D’entendre Zemmour décrire l’islam comme « la seule religion à s’être constituée dans la guerre », vis-à-vis de laquelle « il est interdit de prendre de la distance car depuis le IXe siècle, il est interdit d’interpréter le Coran » ?
De l’entendre certifier « qu’on ne vit dans la paix que quand on se soumet à l’islam » et que « Daech applique l’islam » ?

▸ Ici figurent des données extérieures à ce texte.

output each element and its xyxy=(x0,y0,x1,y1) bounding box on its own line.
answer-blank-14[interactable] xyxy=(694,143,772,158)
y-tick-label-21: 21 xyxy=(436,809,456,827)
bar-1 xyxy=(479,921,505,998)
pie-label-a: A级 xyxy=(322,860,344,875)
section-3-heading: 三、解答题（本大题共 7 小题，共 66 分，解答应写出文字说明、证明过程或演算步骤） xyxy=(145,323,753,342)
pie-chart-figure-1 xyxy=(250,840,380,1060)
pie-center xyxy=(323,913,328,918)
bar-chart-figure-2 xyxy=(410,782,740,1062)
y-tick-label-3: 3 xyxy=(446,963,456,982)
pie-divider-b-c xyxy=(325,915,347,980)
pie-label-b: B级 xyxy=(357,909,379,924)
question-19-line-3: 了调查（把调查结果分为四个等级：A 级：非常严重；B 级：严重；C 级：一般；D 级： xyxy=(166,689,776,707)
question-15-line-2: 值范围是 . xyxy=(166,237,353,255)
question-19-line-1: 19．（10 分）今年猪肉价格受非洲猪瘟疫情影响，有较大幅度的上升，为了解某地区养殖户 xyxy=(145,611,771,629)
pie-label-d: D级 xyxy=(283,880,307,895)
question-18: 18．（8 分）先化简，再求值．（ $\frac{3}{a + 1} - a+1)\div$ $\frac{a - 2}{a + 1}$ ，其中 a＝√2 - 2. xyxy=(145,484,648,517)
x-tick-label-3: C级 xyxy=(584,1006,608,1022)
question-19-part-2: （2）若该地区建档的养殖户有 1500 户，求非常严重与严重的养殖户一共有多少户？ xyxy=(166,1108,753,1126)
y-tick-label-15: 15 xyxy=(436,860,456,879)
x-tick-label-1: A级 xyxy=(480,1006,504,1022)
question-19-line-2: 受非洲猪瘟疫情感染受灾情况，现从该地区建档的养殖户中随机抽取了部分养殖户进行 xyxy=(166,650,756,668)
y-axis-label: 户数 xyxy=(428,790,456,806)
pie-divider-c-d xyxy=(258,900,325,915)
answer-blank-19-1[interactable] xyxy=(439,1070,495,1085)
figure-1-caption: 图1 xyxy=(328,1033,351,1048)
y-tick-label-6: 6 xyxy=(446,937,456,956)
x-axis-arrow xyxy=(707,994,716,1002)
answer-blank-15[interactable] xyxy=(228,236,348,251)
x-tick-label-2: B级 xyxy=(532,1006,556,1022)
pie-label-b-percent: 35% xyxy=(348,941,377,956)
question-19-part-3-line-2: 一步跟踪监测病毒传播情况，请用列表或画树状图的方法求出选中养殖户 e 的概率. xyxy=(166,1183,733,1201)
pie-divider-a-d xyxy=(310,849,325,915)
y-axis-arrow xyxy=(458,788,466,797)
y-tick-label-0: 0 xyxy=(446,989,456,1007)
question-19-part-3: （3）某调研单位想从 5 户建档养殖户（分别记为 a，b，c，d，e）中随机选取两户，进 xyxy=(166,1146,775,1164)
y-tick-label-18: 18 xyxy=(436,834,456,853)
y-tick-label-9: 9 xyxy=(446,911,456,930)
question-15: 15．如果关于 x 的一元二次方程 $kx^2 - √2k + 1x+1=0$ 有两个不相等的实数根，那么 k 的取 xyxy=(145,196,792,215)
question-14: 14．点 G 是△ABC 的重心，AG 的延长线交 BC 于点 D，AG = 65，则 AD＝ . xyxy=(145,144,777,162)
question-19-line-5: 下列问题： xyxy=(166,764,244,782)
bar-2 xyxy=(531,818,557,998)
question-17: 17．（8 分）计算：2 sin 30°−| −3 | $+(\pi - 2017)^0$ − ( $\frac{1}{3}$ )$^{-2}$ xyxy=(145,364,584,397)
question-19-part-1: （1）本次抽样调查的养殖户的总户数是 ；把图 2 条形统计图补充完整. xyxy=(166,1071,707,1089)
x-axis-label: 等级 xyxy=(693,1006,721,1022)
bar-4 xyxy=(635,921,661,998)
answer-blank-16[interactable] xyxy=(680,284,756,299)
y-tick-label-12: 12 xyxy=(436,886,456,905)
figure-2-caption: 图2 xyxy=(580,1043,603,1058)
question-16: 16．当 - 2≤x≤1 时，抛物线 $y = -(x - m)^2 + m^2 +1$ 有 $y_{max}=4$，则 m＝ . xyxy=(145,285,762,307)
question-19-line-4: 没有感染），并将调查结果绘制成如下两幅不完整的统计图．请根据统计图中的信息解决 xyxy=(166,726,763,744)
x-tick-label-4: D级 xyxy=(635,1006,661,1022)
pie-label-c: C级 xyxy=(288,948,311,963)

S’est-il offusqué des propos tenus par le journaliste, le 7 septembre, sur RTL, affirmant que « l’islam n’est pas une religion, c’est une loi, une nation » ?
Aucunement.
On ne peut pas être partout !
À la lecture de sa page Web du 9 septembre, le Collectif veut la tête de Zemmour pour avoir osé dire : « Le musulman modéré n’existe pas. Il y a simplement des gens qui appliquent à la lettre [le Coran] et d’autres qui n’appliquent pas à la lettre et savent qu’ils ne sont pas de bons musulmans. »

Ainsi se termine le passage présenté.